My hand wanted to grip her harder. To bring the lies to the surface without asking questions. Yet, I couldn’t allow it. Something held me back, and that just made me even more fucking angry.

“I… I thought I recognized you.” She stuttered over her words. My eyes drifted down to her red glossy lips. She was beautiful. Almost as beautiful asher.The girl in my memories. Fuck, I needed to stop.Stop thinking about it.I told myself.

“You think you know me? Who the fuck is it that you work for?” I growled, my fingers digging into her throat. She reached up, her small hands prying at my fingers to stop. She was begging me with her eyes because she couldn’t do so with her words. Forcing myself to ease off, I allowed a breath of oxygen to enter her lungs.

“I work for no one. I just thought I knew you. Obviously, I don’t.” She struggled to get out. Her eyes told me she was lying, but her words—her words made me think differently. Releasing her, I shoved from the wall, not even a backward glance going her way. I needed to forget about her. About the brown-eyed girl who caused me to live in hell.

“Wait… What’s your name?” The girl called out running after me. Did she have a fucking death wish? I stopped dead in my tracks turning around to face her.

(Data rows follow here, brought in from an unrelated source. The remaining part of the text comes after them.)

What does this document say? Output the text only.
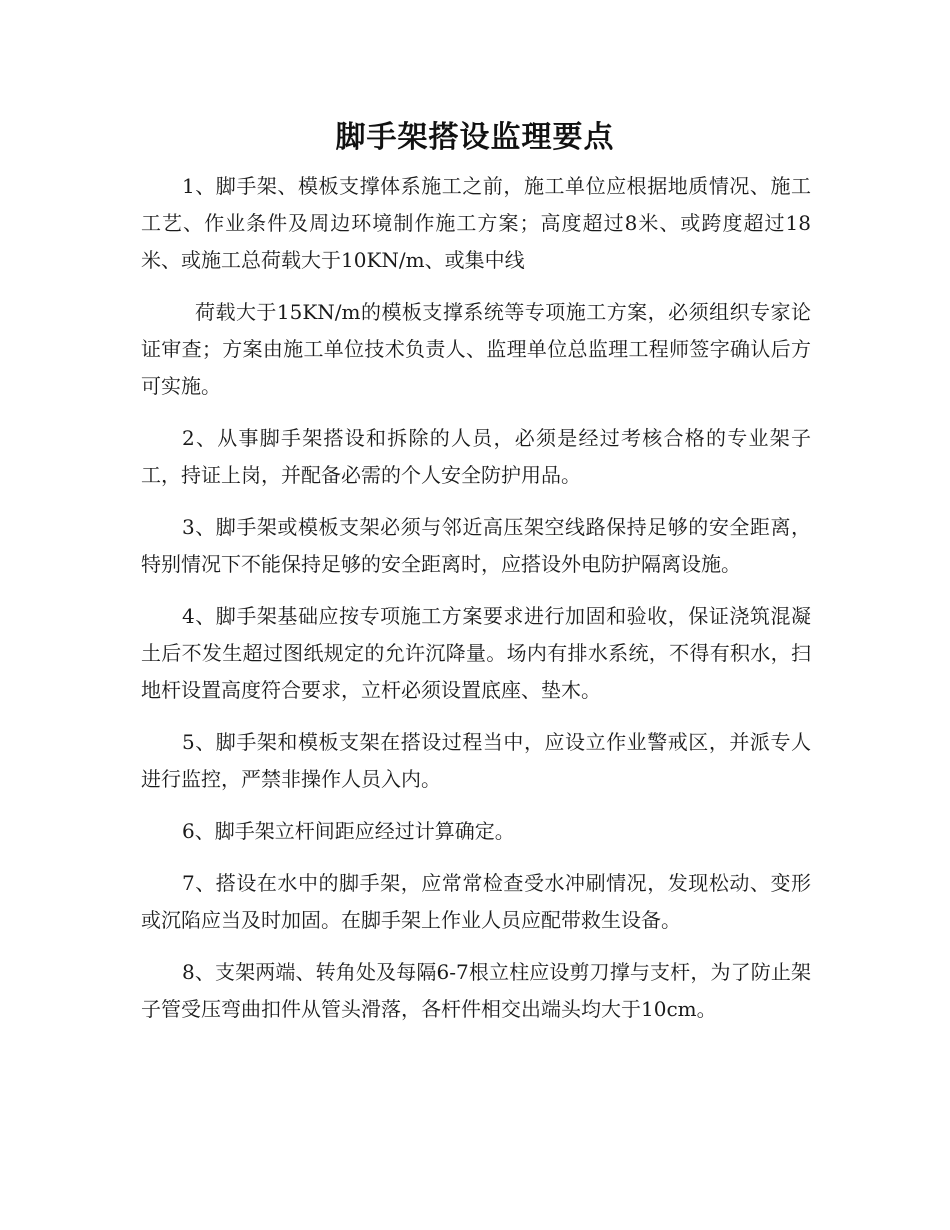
脚手架搭设监理要点

1、脚手架、模板支撑体系施工之前，施工单位应根据地质情况、施工工艺、作业条件及周边环境制作施工方案；高度超过8米、或跨度超过18米、或施工总荷载大于10KN/m、或集中线

荷载大于15KN/m的模板支撑系统等专项施工方案，必须组织专家论证审查；方案由施工单位技术负责人、监理单位总监理工程师签字确认后方可实施。

2、从事脚手架搭设和拆除的人员，必须是经过考核合格的专业架子工，持证上岗，并配备必需的个人安全防护用品。

3、脚手架或模板支架必须与邻近高压架空线路保持足够的安全距离，特别情况下不能保持足够的安全距离时，应搭设外电防护隔离设施。

4、脚手架基础应按专项施工方案要求进行加固和验收，保证浇筑混凝土后不发生超过图纸规定的允许沉降量。场内有排水系统，不得有积水，扫地杆设置高度符合要求，立杆必须设置底座、垫木。

5、脚手架和模板支架在搭设过程当中，应设立作业警戒区，并派专人进行监控，严禁非操作人员入内。

6、脚手架立杆间距应经过计算确定。

7、搭设在水中的脚手架，应常常检查受水冲刷情况，发现松动、变形或沉陷应当及时加固。在脚手架上作业人员应配带救生设备。

8、支架两端、转角处及每隔6-7根立柱应设剪刀撑与支杆，为了防止架子管受压弯曲扣件从管头滑落，各杆件相交出端头均大于10cm。
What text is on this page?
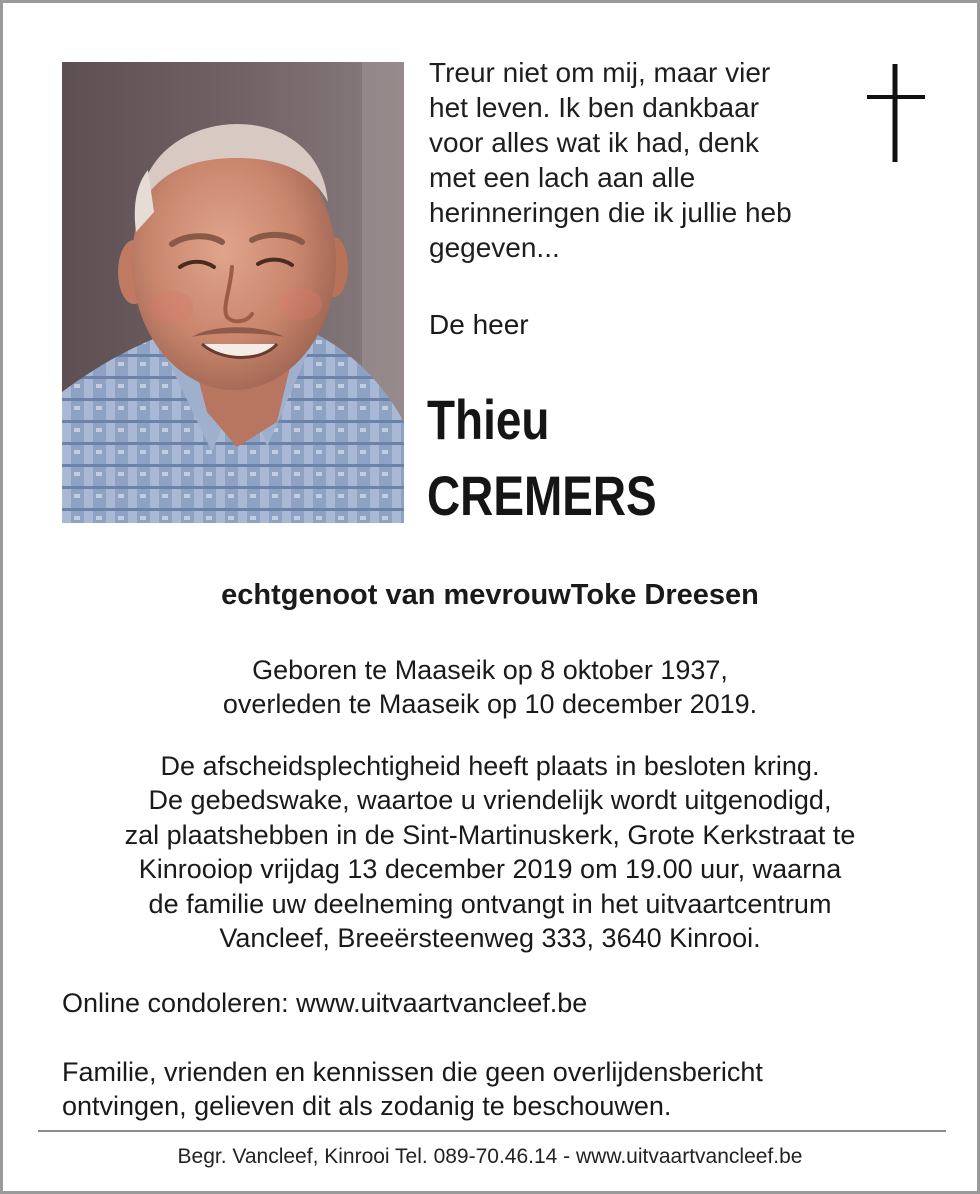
Treur niet om mij, maar vier
het leven. Ik ben dankbaar
voor alles wat ik had, denk
met een lach aan alle
herinneringen die ik jullie heb
gegeven...
De heer
Thieu
CREMERS
echtgenoot van mevrouwToke Dreesen
Geboren te Maaseik op 8 oktober 1937,
overleden te Maaseik op 10 december 2019.
De afscheidsplechtigheid heeft plaats in besloten kring.
De gebedswake, waartoe u vriendelijk wordt uitgenodigd,
zal plaatshebben in de Sint-Martinuskerk, Grote Kerkstraat te
Kinrooiop vrijdag 13 december 2019 om 19.00 uur, waarna
de familie uw deelneming ontvangt in het uitvaartcentrum
Vancleef, Breeërsteenweg 333, 3640 Kinrooi.
Online condoleren: www.uitvaartvancleef.be
Familie, vrienden en kennissen die geen overlijdensbericht
ontvingen, gelieven dit als zodanig te beschouwen.
Begr. Vancleef, Kinrooi Tel. 089-70.46.14 - www.uitvaartvancleef.be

She stayed where she was standing, probably sensing if she came any closer, it would be the end of her life.

“No.”

“What do you mean no?” Her voice held confusion.

“Killer.”

“Killer? That’s not a name.”

“You’re right, it’s a job. A thing.” I took a step forward, and then another, eventually coming face to face with her. She had balls of steel. I could rip her apart right here, right now.

“A thing?” She was questioning every word that came out of my mouth. Aside from the anger and rage I was feeling, I was slightly amused by her reaction.